HJALMARSSON, R. & LINDQUIST, M., “The Health Effects of Prison”, American Economic Journal: Applied Economics, American Economic Association, vol. 14(4), October 2022, pp. 234-270.
Cet article étudie les effets sur la santé des réformes pénitentiaires suédoises, qui ont maintenu les peines constantes mais augmenté la durée de la peine purgée. Cette augmentation de la durée de la peine n’a pas eu d’impact négatif sur la santé après la libération et a même réduit le risque de mortalité. Les auteurs constatent une baisse particulièrement importante de la mortalité chez les délinquants n’ayant jamais été incarcérés, les jeunes délinquants et ceux qui sont plus en contact avec le marché du travail. Le risque de suicide et de décès par maladie circulatoire a diminué respectivement chez les détenus souffrant de troubles mentaux et les détenus plus âgés. Le recours aux soins de santé en prison et la participation aux programmes ont augmenté avec la durée de la peine purgée, ce qui suggère que les soins et les services de santé sont le principal mécanisme de baisse de la mortalité.
CAMPANIELLO, N., DIASAKOS, M. & MASTROBUONI, G., “Rationalizable Suicides : Evidence from Changes in Inmates’ Expected lenght of sentence”, Journal of the European Economic Association, vol. 15, Issue 2, 8 April 2017, pp. 388–428.

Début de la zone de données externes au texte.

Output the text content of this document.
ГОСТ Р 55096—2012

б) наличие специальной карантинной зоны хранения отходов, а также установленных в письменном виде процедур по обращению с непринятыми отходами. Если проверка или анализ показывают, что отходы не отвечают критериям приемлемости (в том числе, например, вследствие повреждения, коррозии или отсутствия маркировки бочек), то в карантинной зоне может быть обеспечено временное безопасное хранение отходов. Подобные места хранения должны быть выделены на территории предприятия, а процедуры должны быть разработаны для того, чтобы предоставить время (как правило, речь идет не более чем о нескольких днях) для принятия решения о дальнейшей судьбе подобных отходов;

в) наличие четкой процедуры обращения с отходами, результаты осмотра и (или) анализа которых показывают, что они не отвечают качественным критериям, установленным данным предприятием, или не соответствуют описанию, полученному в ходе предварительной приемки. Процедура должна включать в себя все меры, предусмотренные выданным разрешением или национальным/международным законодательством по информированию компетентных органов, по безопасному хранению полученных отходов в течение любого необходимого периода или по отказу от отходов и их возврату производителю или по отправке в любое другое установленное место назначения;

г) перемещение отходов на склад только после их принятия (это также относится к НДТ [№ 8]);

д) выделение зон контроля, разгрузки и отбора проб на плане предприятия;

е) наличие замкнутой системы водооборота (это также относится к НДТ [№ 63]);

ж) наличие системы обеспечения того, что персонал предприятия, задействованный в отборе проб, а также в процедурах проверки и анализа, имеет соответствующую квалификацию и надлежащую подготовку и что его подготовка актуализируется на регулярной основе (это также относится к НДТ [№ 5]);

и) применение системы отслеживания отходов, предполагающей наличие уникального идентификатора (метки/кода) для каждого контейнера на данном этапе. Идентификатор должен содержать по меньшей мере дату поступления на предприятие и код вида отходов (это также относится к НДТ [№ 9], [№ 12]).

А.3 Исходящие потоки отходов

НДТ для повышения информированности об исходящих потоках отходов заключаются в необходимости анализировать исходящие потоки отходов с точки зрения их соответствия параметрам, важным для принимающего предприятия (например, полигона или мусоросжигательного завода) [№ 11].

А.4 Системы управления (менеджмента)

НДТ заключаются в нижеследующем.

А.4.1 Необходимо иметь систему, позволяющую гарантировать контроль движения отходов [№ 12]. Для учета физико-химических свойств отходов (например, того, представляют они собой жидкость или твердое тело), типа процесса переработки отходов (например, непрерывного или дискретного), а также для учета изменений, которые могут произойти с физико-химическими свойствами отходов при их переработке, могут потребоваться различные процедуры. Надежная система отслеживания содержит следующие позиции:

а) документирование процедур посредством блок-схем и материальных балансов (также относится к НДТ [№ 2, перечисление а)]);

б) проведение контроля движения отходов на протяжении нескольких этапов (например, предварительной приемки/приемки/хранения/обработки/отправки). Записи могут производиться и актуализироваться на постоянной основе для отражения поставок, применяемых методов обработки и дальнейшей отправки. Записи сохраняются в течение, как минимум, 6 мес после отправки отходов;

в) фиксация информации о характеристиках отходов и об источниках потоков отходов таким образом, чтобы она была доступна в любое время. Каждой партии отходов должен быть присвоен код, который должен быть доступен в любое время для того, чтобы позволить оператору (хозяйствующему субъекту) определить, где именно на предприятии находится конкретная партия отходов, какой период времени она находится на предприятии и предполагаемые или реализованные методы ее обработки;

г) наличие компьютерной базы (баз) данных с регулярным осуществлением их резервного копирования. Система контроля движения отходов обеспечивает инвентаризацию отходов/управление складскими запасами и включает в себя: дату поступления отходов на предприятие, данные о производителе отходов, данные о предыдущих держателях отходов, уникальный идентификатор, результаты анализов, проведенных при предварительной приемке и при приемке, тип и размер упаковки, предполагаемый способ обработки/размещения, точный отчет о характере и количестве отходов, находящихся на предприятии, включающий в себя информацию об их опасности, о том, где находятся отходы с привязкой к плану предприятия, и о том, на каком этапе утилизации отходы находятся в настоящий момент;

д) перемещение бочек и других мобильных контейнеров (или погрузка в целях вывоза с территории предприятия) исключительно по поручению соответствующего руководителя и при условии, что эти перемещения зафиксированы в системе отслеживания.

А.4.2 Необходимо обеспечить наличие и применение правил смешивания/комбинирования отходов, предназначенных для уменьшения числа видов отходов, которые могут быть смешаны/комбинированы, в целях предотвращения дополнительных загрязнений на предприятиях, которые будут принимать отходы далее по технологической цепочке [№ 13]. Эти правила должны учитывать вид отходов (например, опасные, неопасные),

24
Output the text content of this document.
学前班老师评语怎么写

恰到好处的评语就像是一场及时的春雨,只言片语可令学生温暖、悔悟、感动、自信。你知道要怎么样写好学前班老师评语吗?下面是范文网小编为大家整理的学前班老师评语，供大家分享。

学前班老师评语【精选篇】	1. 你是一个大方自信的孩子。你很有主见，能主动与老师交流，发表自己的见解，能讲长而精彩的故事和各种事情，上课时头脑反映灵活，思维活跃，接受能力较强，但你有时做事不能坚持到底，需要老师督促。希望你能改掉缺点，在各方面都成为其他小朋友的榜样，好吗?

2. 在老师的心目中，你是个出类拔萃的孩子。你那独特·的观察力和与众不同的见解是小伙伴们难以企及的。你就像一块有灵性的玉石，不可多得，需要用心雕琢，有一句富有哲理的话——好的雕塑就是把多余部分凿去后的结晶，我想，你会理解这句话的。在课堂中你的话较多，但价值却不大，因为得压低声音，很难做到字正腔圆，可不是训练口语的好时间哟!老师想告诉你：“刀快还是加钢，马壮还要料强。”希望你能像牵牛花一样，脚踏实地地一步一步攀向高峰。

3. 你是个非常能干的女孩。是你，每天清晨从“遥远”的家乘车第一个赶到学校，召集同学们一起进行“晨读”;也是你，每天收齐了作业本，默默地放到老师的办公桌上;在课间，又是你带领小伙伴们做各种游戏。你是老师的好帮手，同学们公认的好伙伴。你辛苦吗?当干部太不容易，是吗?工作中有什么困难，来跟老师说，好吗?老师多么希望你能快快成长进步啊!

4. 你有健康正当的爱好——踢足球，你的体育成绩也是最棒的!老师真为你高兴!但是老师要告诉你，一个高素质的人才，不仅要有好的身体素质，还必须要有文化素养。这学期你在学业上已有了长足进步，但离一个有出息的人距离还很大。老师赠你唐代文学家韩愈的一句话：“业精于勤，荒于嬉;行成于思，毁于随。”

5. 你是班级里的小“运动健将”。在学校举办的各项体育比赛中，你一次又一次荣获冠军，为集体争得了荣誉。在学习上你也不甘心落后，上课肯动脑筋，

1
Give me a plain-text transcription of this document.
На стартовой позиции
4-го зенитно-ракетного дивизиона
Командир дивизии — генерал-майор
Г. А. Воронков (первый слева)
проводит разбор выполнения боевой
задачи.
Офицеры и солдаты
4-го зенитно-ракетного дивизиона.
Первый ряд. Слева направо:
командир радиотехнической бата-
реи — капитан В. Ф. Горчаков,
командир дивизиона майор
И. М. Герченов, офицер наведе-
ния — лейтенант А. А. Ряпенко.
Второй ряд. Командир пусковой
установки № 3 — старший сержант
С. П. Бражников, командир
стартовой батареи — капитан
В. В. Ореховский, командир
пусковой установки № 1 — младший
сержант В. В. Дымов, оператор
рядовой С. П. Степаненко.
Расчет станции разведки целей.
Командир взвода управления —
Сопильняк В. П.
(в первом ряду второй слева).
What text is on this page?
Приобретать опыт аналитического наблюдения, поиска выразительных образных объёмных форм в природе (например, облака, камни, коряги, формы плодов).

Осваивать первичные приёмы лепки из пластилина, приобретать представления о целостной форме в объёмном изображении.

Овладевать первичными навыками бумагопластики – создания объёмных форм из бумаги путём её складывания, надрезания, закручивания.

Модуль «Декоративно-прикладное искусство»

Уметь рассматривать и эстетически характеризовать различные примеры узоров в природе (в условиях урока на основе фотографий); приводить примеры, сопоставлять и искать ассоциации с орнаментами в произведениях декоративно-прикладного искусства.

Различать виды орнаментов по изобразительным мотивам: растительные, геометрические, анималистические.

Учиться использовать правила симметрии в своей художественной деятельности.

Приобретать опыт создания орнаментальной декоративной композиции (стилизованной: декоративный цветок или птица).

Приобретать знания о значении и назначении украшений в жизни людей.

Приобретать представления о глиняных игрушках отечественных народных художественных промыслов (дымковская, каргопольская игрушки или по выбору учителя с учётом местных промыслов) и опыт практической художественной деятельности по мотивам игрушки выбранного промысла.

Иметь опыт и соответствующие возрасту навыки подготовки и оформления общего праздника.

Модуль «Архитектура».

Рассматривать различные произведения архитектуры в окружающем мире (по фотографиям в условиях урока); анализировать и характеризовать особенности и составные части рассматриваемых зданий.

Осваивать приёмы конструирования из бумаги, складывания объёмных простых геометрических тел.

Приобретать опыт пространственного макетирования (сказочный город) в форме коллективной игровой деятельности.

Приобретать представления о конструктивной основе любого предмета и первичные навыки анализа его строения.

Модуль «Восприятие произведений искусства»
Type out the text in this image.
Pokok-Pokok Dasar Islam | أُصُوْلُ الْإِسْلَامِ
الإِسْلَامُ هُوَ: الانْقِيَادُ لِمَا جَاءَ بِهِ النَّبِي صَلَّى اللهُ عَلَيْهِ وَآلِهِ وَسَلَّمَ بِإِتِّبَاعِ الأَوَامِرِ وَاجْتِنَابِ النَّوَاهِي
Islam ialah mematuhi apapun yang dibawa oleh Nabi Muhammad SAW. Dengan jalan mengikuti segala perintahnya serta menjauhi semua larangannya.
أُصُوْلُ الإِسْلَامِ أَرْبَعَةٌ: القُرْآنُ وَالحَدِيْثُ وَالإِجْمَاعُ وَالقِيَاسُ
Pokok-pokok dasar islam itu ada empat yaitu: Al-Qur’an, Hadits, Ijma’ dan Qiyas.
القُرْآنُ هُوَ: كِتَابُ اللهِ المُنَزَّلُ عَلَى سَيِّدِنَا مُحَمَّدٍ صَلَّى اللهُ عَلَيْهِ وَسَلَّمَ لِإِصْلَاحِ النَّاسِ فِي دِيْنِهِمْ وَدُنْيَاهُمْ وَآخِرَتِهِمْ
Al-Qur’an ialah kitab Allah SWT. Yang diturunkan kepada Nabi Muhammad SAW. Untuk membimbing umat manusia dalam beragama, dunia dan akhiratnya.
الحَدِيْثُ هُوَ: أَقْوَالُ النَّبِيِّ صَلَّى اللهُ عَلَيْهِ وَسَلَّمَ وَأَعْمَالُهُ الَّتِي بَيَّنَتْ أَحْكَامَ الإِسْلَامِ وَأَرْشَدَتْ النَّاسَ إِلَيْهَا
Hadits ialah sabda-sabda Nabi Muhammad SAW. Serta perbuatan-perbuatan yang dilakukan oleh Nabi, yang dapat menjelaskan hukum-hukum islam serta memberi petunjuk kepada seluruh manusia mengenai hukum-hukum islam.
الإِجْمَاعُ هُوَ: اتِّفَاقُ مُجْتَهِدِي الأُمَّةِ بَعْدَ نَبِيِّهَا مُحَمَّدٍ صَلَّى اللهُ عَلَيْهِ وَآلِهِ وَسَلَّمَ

Existe-t-il une composante rationnelle dans la décision de se suicider ? Les économistes tentent d’éclairer cette question en étudiant si les taux de suicide sont liés aux conditions socio-économiques contemporaines. Cet article va plus loin : nous testons si les suicides sont liés à des comportements prévoyants. En Italie, les réductions de peine collectives (grâces) entraînent souvent des libérations massives de détenus. Plus important encore, elles sont généralement précédées d’une activité parlementaire prolongée (propositions de loi, discussions, votes, etc.) que les détenus semblent suivre de près. Nous utilisons les propositions de loi de grâces collectives pour mesurer l’évolution des attentes des détenus quant à la durée de leur peine, et nous constatons que les taux de suicide tendent à être significativement plus faibles lorsque les grâces sont proposées au Congrès. Cela suggère que, parmi les détenus des prisons italiennes, la décision moyenne de se suicider répond à l’évolution des attentes actuelles quant à leurs conditions futures. Par conséquent, la décision semble, au moins en partie, rationalisable.
Rapport de l’observatoire européen des prisons sur le suicide des détenus
Le rapport traite notamment des chiffres du suicide dans les prisons en Europe et de l’écart du taux de suicide en prison avec celui du taux de suicide en population générale.